Ao visitar o local, distante 25 km de Porto Velho, na estrada de acesso à antiga Cachoeira de Teotônio, o que mais se vê é mato, pasto e grama pra todo lado. São oito hectares de área e seria necessária uma estrutura, pelo menos, razoável pra deixar o lugar, digamos, com alguma aparência onde seja possível definir o que existe exatamente ali.
Nativos, ou moradores com mais de 15 anos na região, sabem que a área pertence a Comunidade Católica Talita Cumi. Um lugar sustentado pela boa vontade de gente simples e humilde, já que não há investimento ou doadores para deixar a comunidade um pouco melhor estruturada tamanha a diferença que o povo simples da localidade tem feito na vida muita gente.

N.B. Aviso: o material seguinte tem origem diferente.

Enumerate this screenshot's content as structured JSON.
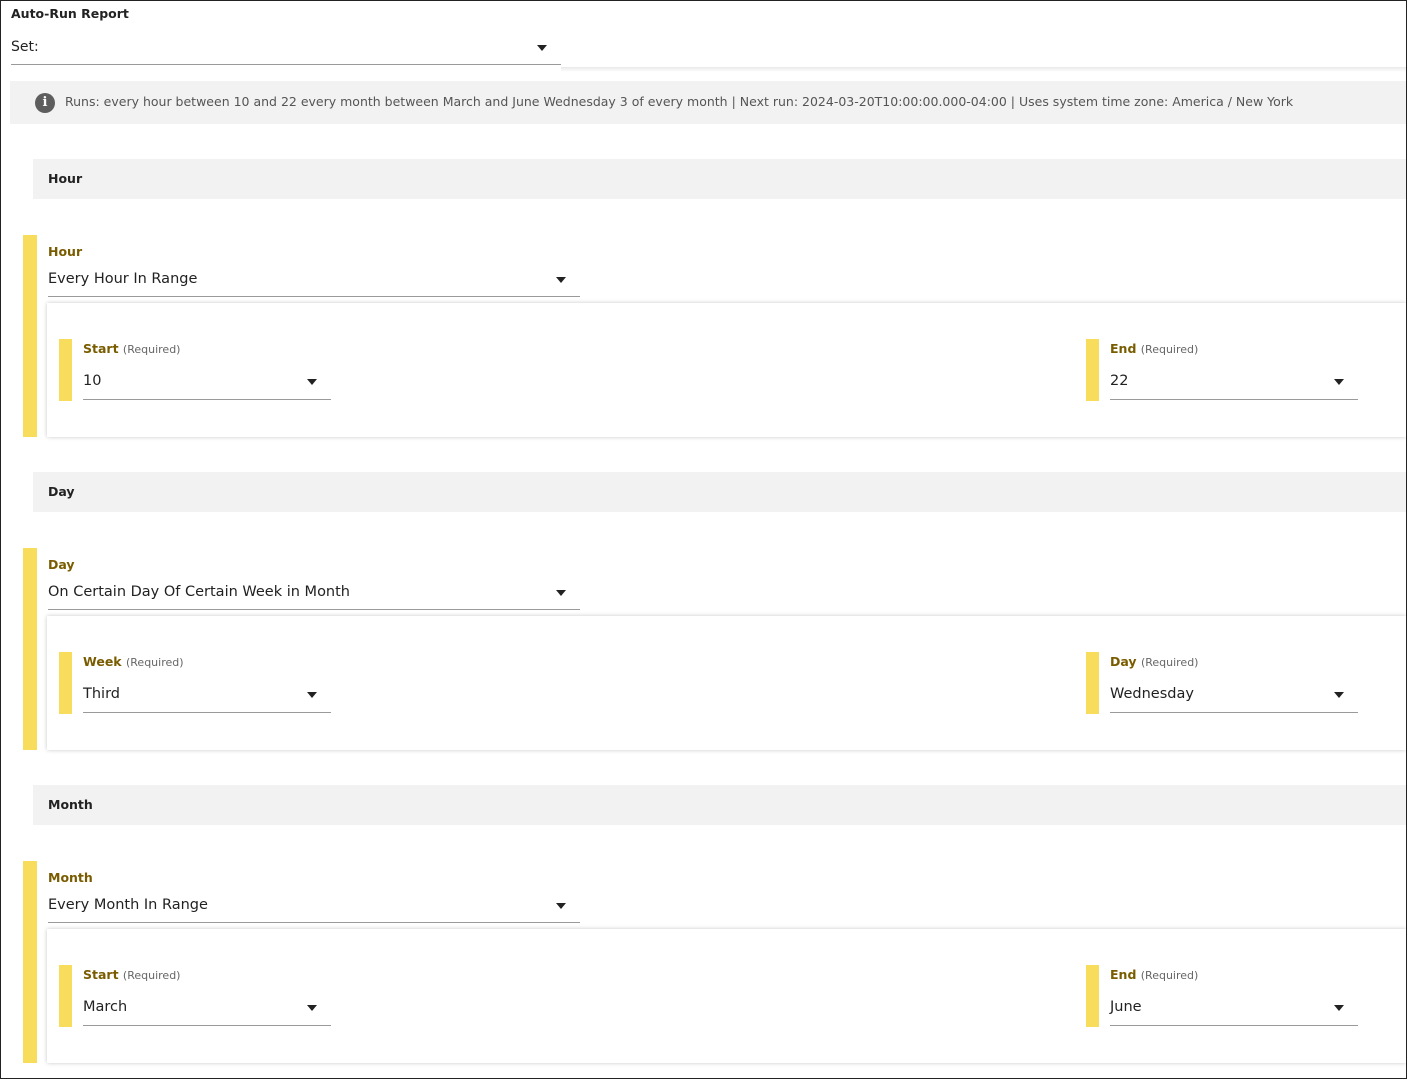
{
  "app_title": "Auto-Run Report",
  "set_select": {
    "label": "Set:"
  },
  "info": {
    "icon": "info-icon",
    "glyph": "i",
    "text": "Runs: every hour between 10 and 22 every month between March and June Wednesday 3 of every month | Next run: 2024-03-20T10:00:00.000-04:00 | Uses system time zone: America / New York"
  },
  "accent_color": "#f8dc5c",
  "required_text": "(Required)",
  "sections": {
    "hour": {
      "header": "Hour",
      "field_label": "Hour",
      "value": "Every Hour In Range",
      "left_label": "Start",
      "left_value": "10",
      "right_label": "End",
      "right_value": "22"
    },
    "day": {
      "header": "Day",
      "field_label": "Day",
      "value": "On Certain Day Of Certain Week in Month",
      "left_label": "Week",
      "left_value": "Third",
      "right_label": "Day",
      "right_value": "Wednesday"
    },
    "month": {
      "header": "Month",
      "field_label": "Month",
      "value": "Every Month In Range",
      "left_label": "Start",
      "left_value": "March",
      "right_label": "End",
      "right_value": "June"
    }
  }
}
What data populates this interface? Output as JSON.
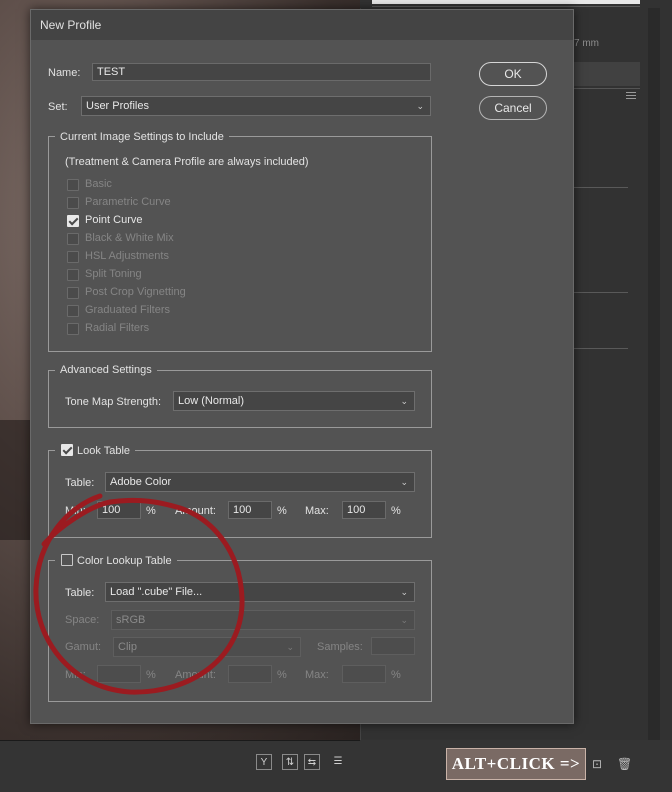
{
  "background": {
    "units_text": "7 mm",
    "annotation_label": "ALT+CLICK =>",
    "annotation_color": "#9b1b20"
  },
  "dialog": {
    "title": "New Profile",
    "name_label": "Name:",
    "name_value": "TEST",
    "set_label": "Set:",
    "set_value": "User Profiles",
    "ok_label": "OK",
    "cancel_label": "Cancel",
    "current_settings": {
      "title": "Current Image Settings to Include",
      "note": "(Treatment & Camera Profile are always included)",
      "items": [
        {
          "label": "Basic",
          "checked": false
        },
        {
          "label": "Parametric Curve",
          "checked": false
        },
        {
          "label": "Point Curve",
          "checked": true
        },
        {
          "label": "Black & White Mix",
          "checked": false
        },
        {
          "label": "HSL Adjustments",
          "checked": false
        },
        {
          "label": "Split Toning",
          "checked": false
        },
        {
          "label": "Post Crop Vignetting",
          "checked": false
        },
        {
          "label": "Graduated Filters",
          "checked": false
        },
        {
          "label": "Radial Filters",
          "checked": false
        }
      ]
    },
    "advanced": {
      "title": "Advanced Settings",
      "tone_label": "Tone Map Strength:",
      "tone_value": "Low (Normal)"
    },
    "look_table": {
      "title": "Look Table",
      "checked": true,
      "table_label": "Table:",
      "table_value": "Adobe Color",
      "min_label": "Min:",
      "min_value": "100",
      "amount_label": "Amount:",
      "amount_value": "100",
      "max_label": "Max:",
      "max_value": "100",
      "percent": "%"
    },
    "color_lookup": {
      "title": "Color Lookup Table",
      "checked": false,
      "table_label": "Table:",
      "table_value": "Load \".cube\" File...",
      "space_label": "Space:",
      "space_value": "sRGB",
      "gamut_label": "Gamut:",
      "gamut_value": "Clip",
      "samples_label": "Samples:",
      "samples_value": "",
      "min_label": "Min:",
      "min_value": "",
      "amount_label": "Amount:",
      "amount_value": "",
      "max_label": "Max:",
      "max_value": "",
      "percent": "%"
    }
  }
}
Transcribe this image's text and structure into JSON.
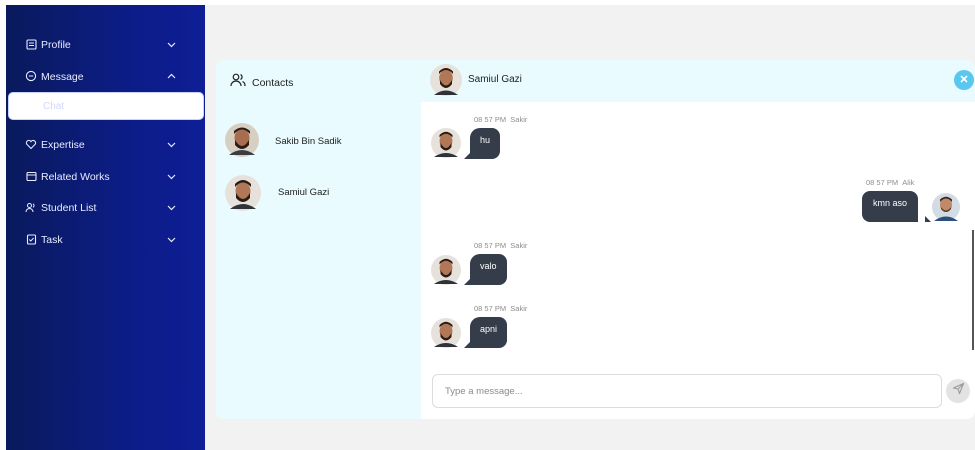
{
  "sidebar": {
    "items": [
      {
        "label": "Profile",
        "icon": "profile-icon",
        "chevron": "down"
      },
      {
        "label": "Message",
        "icon": "message-icon",
        "chevron": "up"
      },
      {
        "label": "Expertise",
        "icon": "heart-icon",
        "chevron": "down"
      },
      {
        "label": "Related Works",
        "icon": "works-icon",
        "chevron": "down"
      },
      {
        "label": "Student List",
        "icon": "users-icon",
        "chevron": "down"
      },
      {
        "label": "Task",
        "icon": "task-icon",
        "chevron": "down"
      }
    ],
    "submenu_item": "Chat"
  },
  "contacts": {
    "title": "Contacts",
    "list": [
      {
        "name": "Sakib Bin Sadik"
      },
      {
        "name": "Samiul Gazi"
      }
    ]
  },
  "chat": {
    "header_name": "Samiul Gazi",
    "messages": [
      {
        "time": "08 57 PM",
        "sender": "Sakir",
        "text": "hu",
        "direction": "in"
      },
      {
        "time": "08 57 PM",
        "sender": "Alik",
        "text": "kmn aso",
        "direction": "out"
      },
      {
        "time": "08 57 PM",
        "sender": "Sakir",
        "text": "valo",
        "direction": "in"
      },
      {
        "time": "08 57 PM",
        "sender": "Sakir",
        "text": "apni",
        "direction": "in"
      }
    ],
    "input_placeholder": "Type a message..."
  },
  "colors": {
    "sidebar": "#0c1c86",
    "panel": "#e9fbff",
    "bubble": "#353c4a",
    "close": "#59c7ee"
  }
}
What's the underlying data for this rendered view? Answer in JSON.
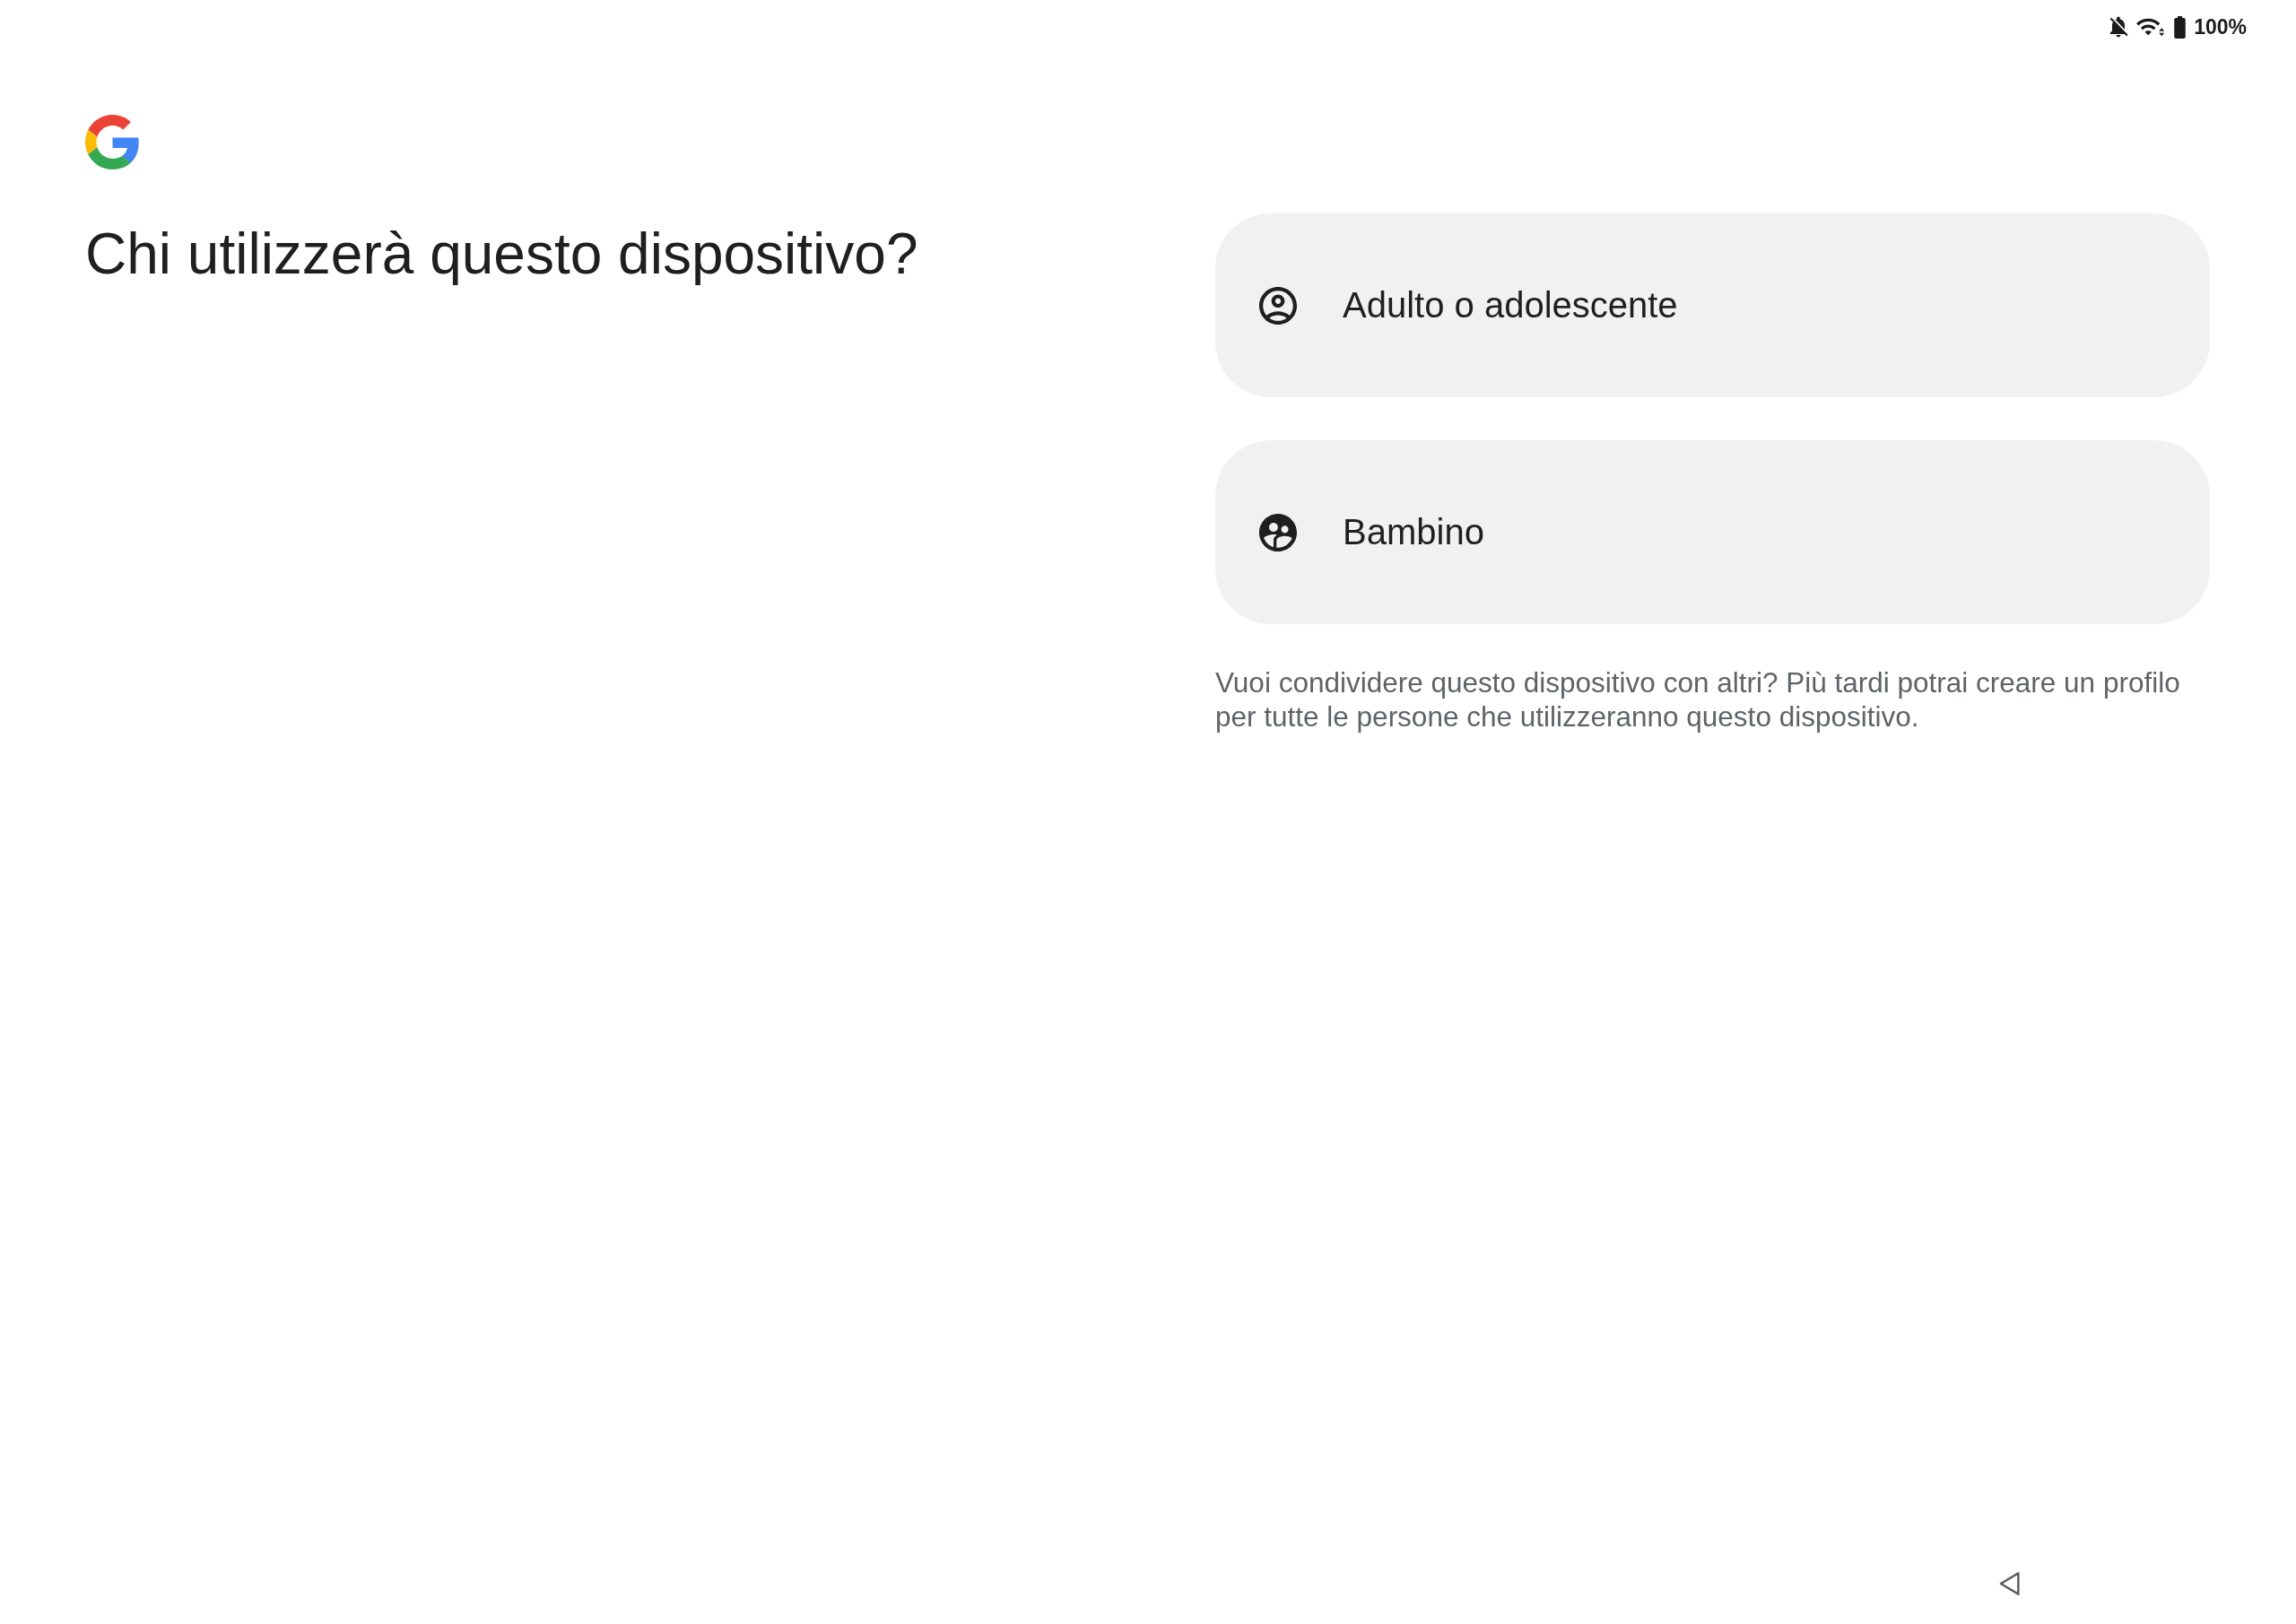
{
  "status_bar": {
    "battery": "100%"
  },
  "title": "Chi utilizzerà questo dispositivo?",
  "options": [
    {
      "kind": "adult",
      "label": "Adulto o adolescente"
    },
    {
      "kind": "child",
      "label": "Bambino"
    }
  ],
  "note": "Vuoi condividere questo dispositivo con altri? Più tardi potrai creare un profilo per tutte le persone che utilizzeranno questo dispositivo."
}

O lugarejo surgiu há 12 anos, fundado por Francisco Lázaro, conhecido como Laio, que morreu seis anos após a implantação do projeto.
Produtor e músico, Francisco Lázaro, conhecido como Laio.
A intenção era criar um espaço que pudesse atender meninas jovens e mulheres dependentes químicas ou prostituídas. Laio era produtor rural e músico e logo no início da construção das usinas, Porto Velho e Jaci Paraná foram “invadidas” por pessoas em busca de trabalho e oportunidade. Francisco e amigos próximos, como o aposentado Carlos Humberto Rosa, perceberam que entre a multidão de trabalhadores também estavam meninas e mulheres “perdidas” no mundo das drogas e prostituição. Era preciso fazer algo para recuperar essas pessoas, trazê-las de volta à vida.
Foi assim que surgiu a Comunidade Talita Cumi. O nome é uma referência a única filha de Jairo, chefe da Sinagoga em Cafarnaum, ressuscitada por Jesus. A jovem morreu aos 12 anos de idade devido a um problema de hemorragia crônica.
Jesus ressucita filho de Jairo
Jesus passava pelo local quando foi abordado por Jairo, que implorou pela vida da filha. O Mestre foi então até o quarto onde estava a menina, pegou em sua mão e disse em voz alta, no dialeto Hebraico: “Talítha Kum”, ou seja, “menina, eu te digo, levanta-te”. “E o espírito dela voltou, ela se levantou e começou a andar.
Produção
Para conseguir chegar ao objetivo previsto, era preciso buscar um meio de conseguir recursos. A primeira etapa do trabalho foi a compra da área. Depois, a lavoura seria o caminho mais natural, já que a maioria dos moradores da comunidade era agricultor.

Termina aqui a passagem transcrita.